Видя энтузиазм почтенного профессора, Давид удивлялся своему равнодушию. Дружелюбие Вьена его тронуло. Как можно любезнее он поблагодарил учителя.
После долгих размышлений он все же решился ехать. Сразу стало легче жить, исчезла тягостная неопределенность. К тому же он одержал маленькую победу над собой: не испугался серьезной работы. Но, как обычно случается, после добродетельного поступка наступило раскаяние. Он трижды дурень! разве мало в Париже мраморных статуй? Что ждет его в Риме? Опять с утра до вечера рисовать головы и торсы сочинять композиции и с трепетом ждать одобрения профессоров. А в Париже о нем тем временем забудут, найдутся другие молодые живописцы, не такие глупцы, как он, Давид, и займут его место!

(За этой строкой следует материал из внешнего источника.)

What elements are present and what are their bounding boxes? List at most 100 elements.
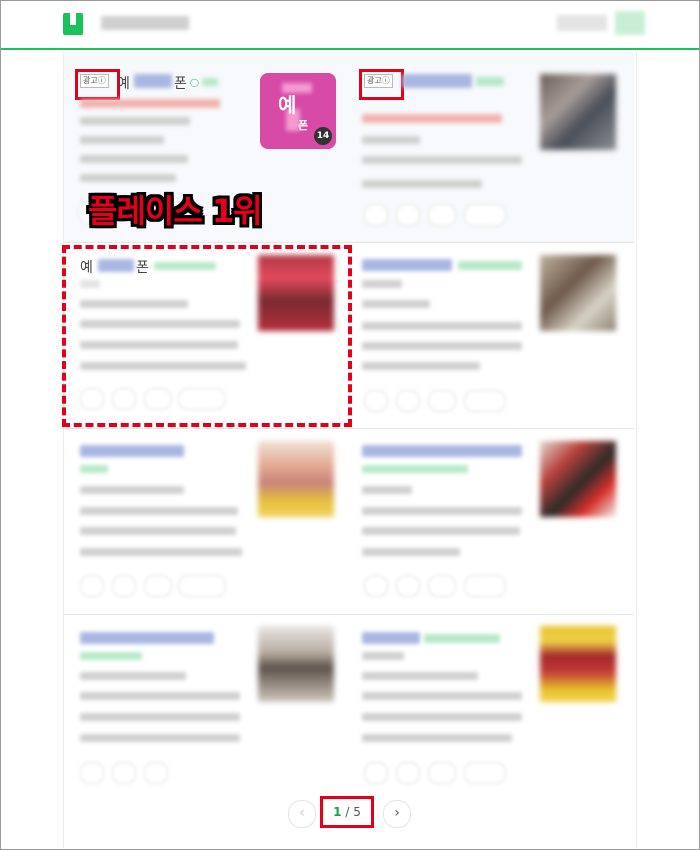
- place-thumbnail[interactable]: [258, 441, 334, 517]
- place-thumbnail[interactable]: [258, 626, 334, 702]
- ad-badge-highlight-box: [75, 69, 120, 100]
- action-pill[interactable]: [464, 204, 506, 226]
- action-pill[interactable]: [364, 390, 388, 412]
- place-title-blurred[interactable]: [362, 632, 420, 644]
- place-thumbnail[interactable]: [540, 255, 616, 331]
- total-pages: 5: [353, 805, 361, 819]
- place-desc-blurred: [362, 713, 522, 721]
- photo-count-badge: 14: [314, 127, 332, 145]
- place-title-blurred[interactable]: [362, 259, 452, 271]
- place-thumbnail[interactable]: [540, 74, 616, 150]
- search-header: [1, 1, 699, 50]
- row-divider: [64, 428, 634, 429]
- place-thumbnail[interactable]: [540, 626, 616, 702]
- first-place-highlight-box: [62, 245, 352, 427]
- place-desc-blurred: [80, 507, 238, 515]
- action-pill[interactable]: [396, 204, 420, 226]
- action-pill[interactable]: [428, 204, 456, 226]
- place-desc-blurred: [362, 548, 460, 556]
- action-pill[interactable]: [428, 390, 456, 412]
- action-pill[interactable]: [112, 762, 136, 784]
- place-desc-blurred: [362, 322, 522, 330]
- place-category-blurred: [362, 280, 402, 288]
- place-desc-blurred: [362, 362, 480, 370]
- place-tags-blurred: [80, 652, 142, 660]
- search-query-blurred[interactable]: [101, 16, 189, 30]
- row-divider: [64, 614, 634, 615]
- place-category-blurred: [362, 652, 404, 660]
- place-desc-blurred: [362, 527, 520, 535]
- place-title-start[interactable]: 예: [117, 73, 130, 93]
- place-desc-blurred: [80, 548, 242, 556]
- header-menu-blurred[interactable]: [557, 15, 607, 31]
- action-pill[interactable]: [428, 575, 456, 597]
- place-thumbnail[interactable]: [540, 441, 616, 517]
- place-title-blurred[interactable]: [362, 445, 522, 457]
- place-desc-blurred: [80, 527, 236, 535]
- page-indicator: 1 / 5: [320, 796, 374, 828]
- ad-badge-highlight-box: [359, 69, 404, 100]
- current-page: 1: [333, 805, 342, 819]
- place-desc-blurred: [80, 155, 188, 163]
- action-pill[interactable]: [396, 762, 420, 784]
- action-pill[interactable]: [464, 575, 506, 597]
- action-pill[interactable]: [144, 762, 168, 784]
- action-pill[interactable]: [464, 390, 506, 412]
- place-desc-blurred: [362, 342, 522, 350]
- place-thumbnail[interactable]: 예 폰 14: [260, 73, 336, 149]
- naver-logo-icon[interactable]: [63, 13, 83, 35]
- place-desc-blurred: [80, 692, 240, 700]
- place-title-end[interactable]: 폰: [174, 73, 187, 93]
- place-desc-blurred: [362, 692, 522, 700]
- row-divider: [64, 242, 634, 243]
- talktalk-label-blurred[interactable]: [476, 77, 504, 86]
- place-title-blurred[interactable]: [80, 632, 214, 644]
- place-tags-blurred: [424, 634, 500, 643]
- action-pill[interactable]: [428, 762, 456, 784]
- place-desc-blurred: [80, 713, 240, 721]
- talktalk-icon[interactable]: ◯: [190, 78, 199, 87]
- previous-page-button[interactable]: ‹: [288, 800, 316, 828]
- action-pill[interactable]: [112, 575, 136, 597]
- place-desc-blurred: [362, 734, 512, 742]
- action-pill[interactable]: [364, 762, 388, 784]
- action-pill[interactable]: [364, 204, 388, 226]
- place-desc-blurred: [80, 734, 240, 742]
- place-category-blurred: [362, 486, 412, 494]
- action-pill[interactable]: [464, 762, 506, 784]
- action-pill[interactable]: [178, 575, 226, 597]
- action-pill[interactable]: [396, 390, 420, 412]
- place-address-blurred: [362, 156, 522, 164]
- ad-promo-text-blurred: [362, 114, 502, 123]
- place-category-blurred: [80, 117, 190, 125]
- ad-promo-text-blurred: [80, 99, 220, 108]
- place-address-blurred: [362, 672, 478, 680]
- place-desc-blurred: [80, 174, 176, 182]
- place-tags-blurred: [458, 261, 522, 270]
- place-desc-blurred: [362, 180, 482, 188]
- place-category-blurred: [80, 486, 184, 494]
- page-separator: /: [345, 805, 350, 819]
- place-title-blurred[interactable]: [134, 74, 172, 88]
- chevron-right-icon: ›: [394, 805, 400, 821]
- place-desc-blurred: [362, 507, 522, 515]
- place-address-blurred: [362, 300, 430, 308]
- chevron-left-icon: ‹: [299, 805, 305, 821]
- place-category-blurred: [362, 136, 420, 144]
- tile-char-2: 폰: [298, 119, 309, 132]
- next-page-button[interactable]: ›: [383, 800, 411, 828]
- talktalk-label-blurred[interactable]: [202, 78, 218, 86]
- action-pill[interactable]: [144, 575, 172, 597]
- tile-char-1: 예: [278, 93, 297, 117]
- place-title-blurred[interactable]: [80, 445, 184, 457]
- action-pill[interactable]: [396, 575, 420, 597]
- place-title-blurred[interactable]: [402, 74, 472, 88]
- place-rank-overlay-label: 플레이스 1위: [88, 192, 263, 230]
- place-address-blurred: [80, 136, 164, 144]
- action-pill[interactable]: [80, 762, 104, 784]
- header-login-blurred[interactable]: [615, 11, 645, 35]
- place-category-blurred: [80, 672, 186, 680]
- action-pill[interactable]: [364, 575, 388, 597]
- place-tags-blurred: [80, 465, 108, 473]
- action-pill[interactable]: [80, 575, 104, 597]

Грузный кузов дилижанса, мокрый от унылого мелкого дождя, произвел на Давида самое жалкое впечатление, когда 2 октября 1775 года он приехал на почтовую станцию. Оживление его спутников казалось ему искусственным, сиденья — жесткими. Дорожный мешок Давида привязали на крышу кареты, скрипку и ящик с красками он оставил при себе. В кармане кафтана лежал большой, как салфетка, паспорт и аккредитив на банк Тарлониа в Риме. Пути назад не было.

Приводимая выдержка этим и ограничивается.